Stack memory is only committed as needed. This means that if a process only needs 128 KiB of stack space, it only physically allocates 128 KiB; not the entire 1 MiB. On Linux, the virtual address space limit is 128 TiB, enough for 134 217 728 Inko processes.
The layout of each stack is as follows:
╭───────────────────╮
│ Private page │
├───────────────────┤
│ Guard page │
├───────────────────┤
│ │
│ Stack data │ ↑ Stack grows towards the guard
│ │
╰───────────────────╯
Stack values are allocated into the "Stack data" region. The guard page protects against stack overflows. The private page contains data such as a pointer to the process that owns the stack. The entire block is aligned to its size. This makes it possible to get a pointer to the private page from the current stack pointer.
When a process finishes, its stack is put back into a thread-local stack pool for future reuse. Threads periodically inspect the number of reusable stacks they have, and may release the memory back to the operating system if needed.
Strings
Strings are immutable, and need at least 41 bytes of space. To allow easy passing of strings to C, each string ends with a NULL byte on top of storing its size. This NULL byte is ignored by Inko code. When passing a string to C, we just pass the pointer to the string's bytes which includes the NULL byte.
Since C strings must be NULL terminated, the alternative would've been to create a copy of the Inko string with a NULL byte at the end. When passing C strings to Inko we'd then have to do the opposite, leading to a lot of redundant copying. Our approach instead means we can pass strings between C and Inko with almost no additional cost.
Strings use atomic reference counting when copying, meaning that a copy of a string increments the reference count instead of creating a full copy.
Signal handling
Signals are handled by a dedicated thread while other threads mask all signals
such that they don't receive any.
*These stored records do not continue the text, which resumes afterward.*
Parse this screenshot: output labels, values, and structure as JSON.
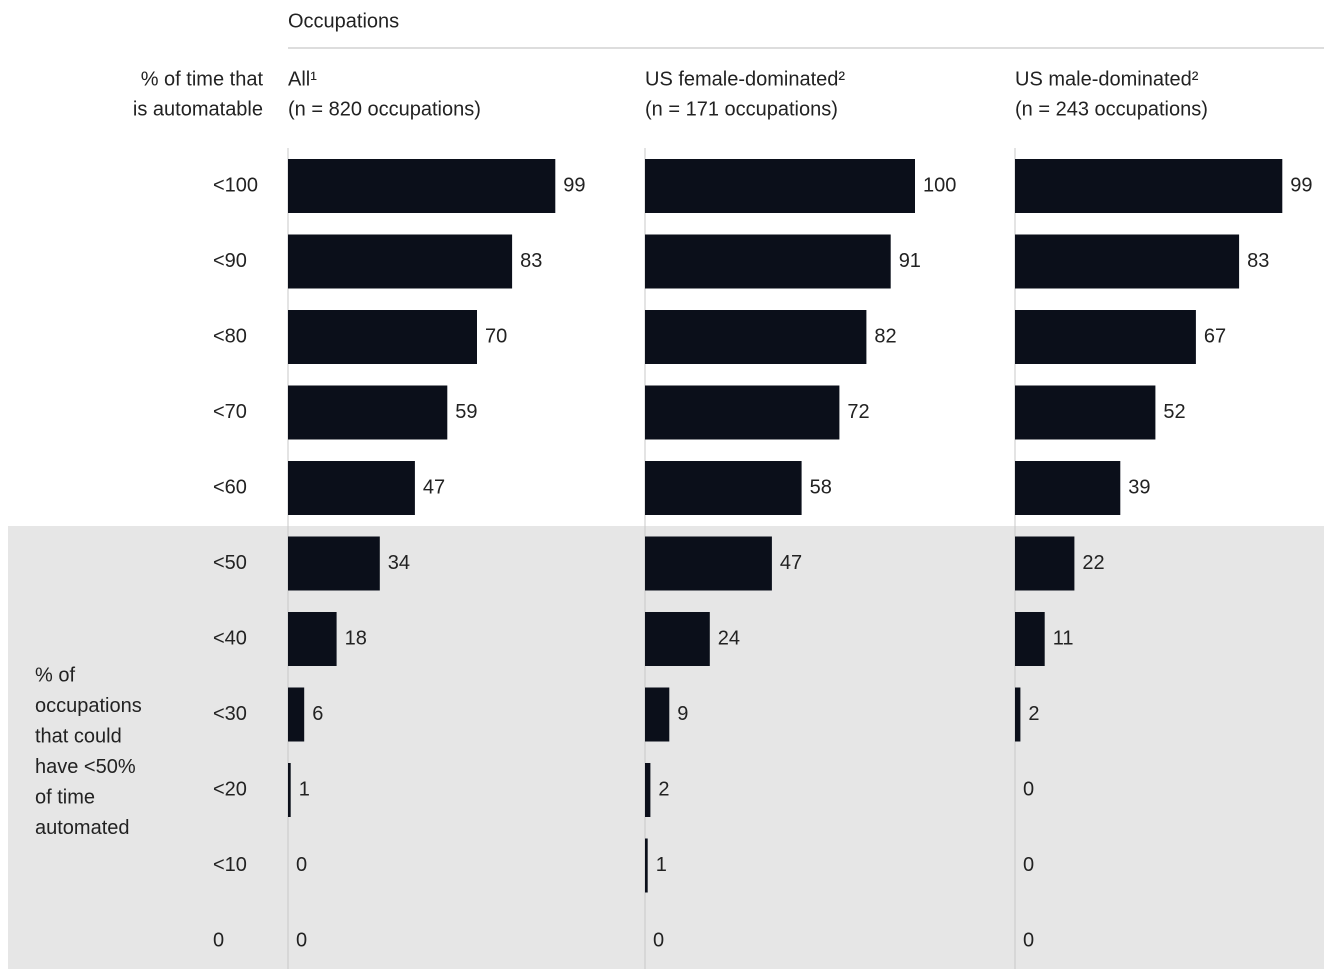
{
  "chart_data": {
    "type": "bar",
    "orientation": "horizontal",
    "header": "Occupations",
    "y_title": [
      "% of time that",
      "is automatable"
    ],
    "annotation": [
      "% of",
      "occupations",
      "that could",
      "have <50%",
      "of time",
      "automated"
    ],
    "categories": [
      "<100",
      "<90",
      "<80",
      "<70",
      "<60",
      "<50",
      "<40",
      "<30",
      "<20",
      "<10",
      "0"
    ],
    "xlim": [
      0,
      100
    ],
    "series": [
      {
        "name": "All¹",
        "subtitle": "(n = 820 occupations)",
        "color": "#0b0f1a",
        "values": [
          99,
          83,
          70,
          59,
          47,
          34,
          18,
          6,
          1,
          0,
          0
        ]
      },
      {
        "name": "US female-dominated²",
        "subtitle": "(n = 171 occupations)",
        "color": "#0b0f1a",
        "values": [
          100,
          91,
          82,
          72,
          58,
          47,
          24,
          9,
          2,
          1,
          0
        ]
      },
      {
        "name": "US male-dominated²",
        "subtitle": "(n = 243 occupations)",
        "color": "#0b0f1a",
        "values": [
          99,
          83,
          67,
          52,
          39,
          22,
          11,
          2,
          0,
          0,
          0
        ]
      }
    ]
  }
}
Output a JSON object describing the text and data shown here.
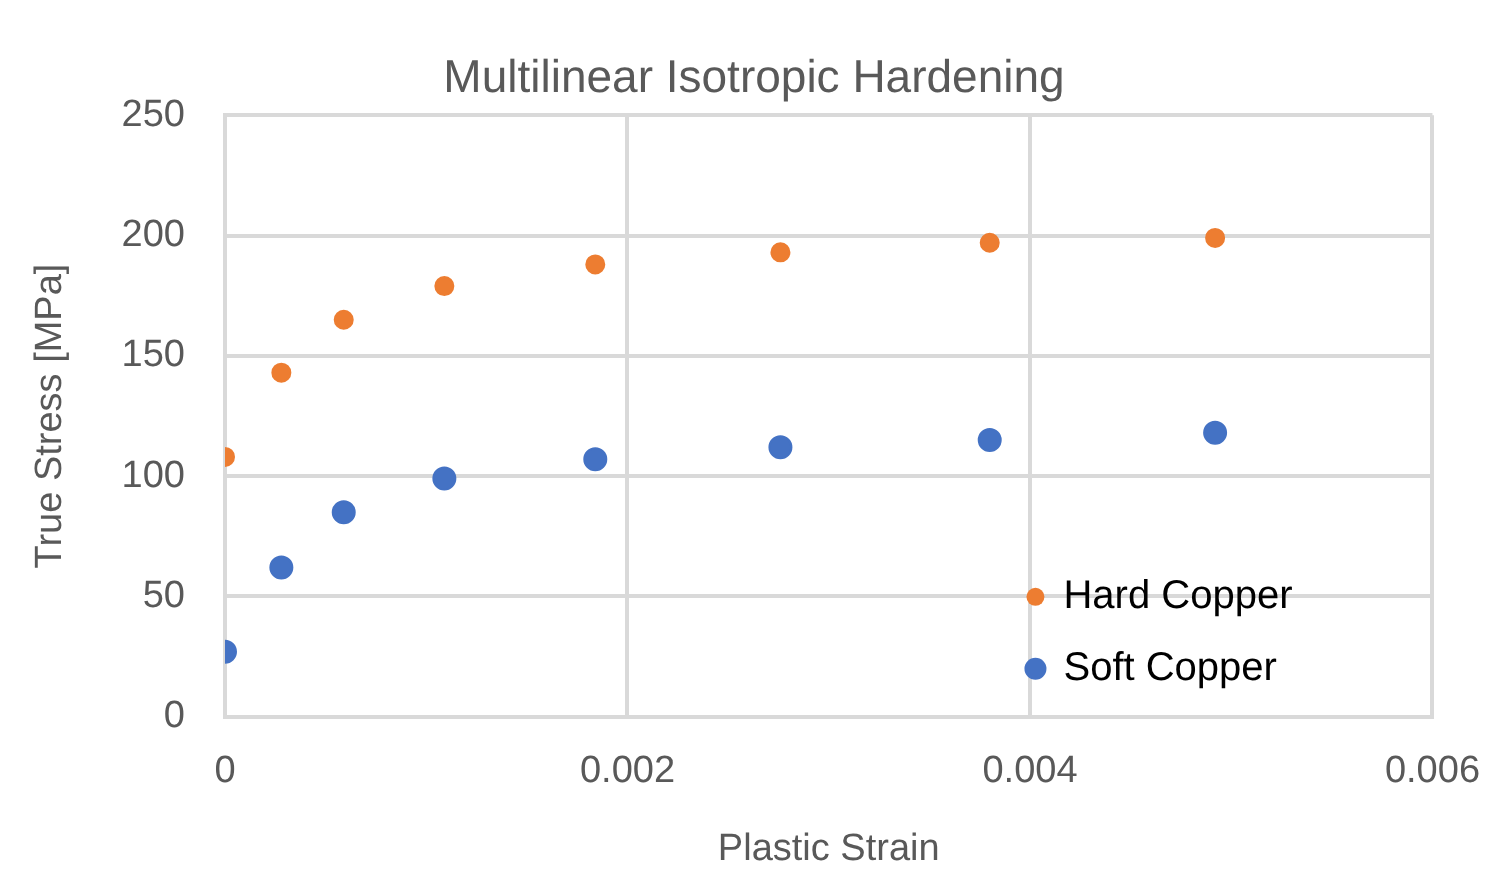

This thread is known as the "signal handler".
The signal handler loops indefinitely, waiting for a signal to arrive at the
start of each iteration. When a signal is received, any processes waiting for
that signal are rescheduled. Waiting for a signal is performed using
sigwait(3)
. If a signal is received for which no process is waiting, its
default behaviour is invoked, which in most cases means the process is
terminated.
When a process registers itself with the signal handler, the signal handling thread may be waiting for a signal and needs to be woken up, such that it observes the change in the list of processes waiting for a signal. This is achieved by sending the SIGURG signal to the signal thread each time a process waits for a signal to arrive. The signal SIGURG is used because of the following reasons:
- It's part of the POSIX 2001 specification, meaning it's well supported by POSIX compatible systems.
- By default it's ignored, so our use won't conflict with what the system or user might expect by default.
- Applications aren't likely to use it (if at all), in contrast to commonly used signals such as SIGUSR1 and SIGUSR2.
The standard library only allows waiting for a limited number of signals such as SIGHUP, SIGUSR1, and SIGXFSZ. This is done to increase portability, and to make it more difficult to shoot oneself in the foot (i.e. by waiting for SIGSEGV). Waiting for SIGPIPE isn't supported as doing so may conflict with the use of non-blocking sockets, and in general isn't useful to begin with.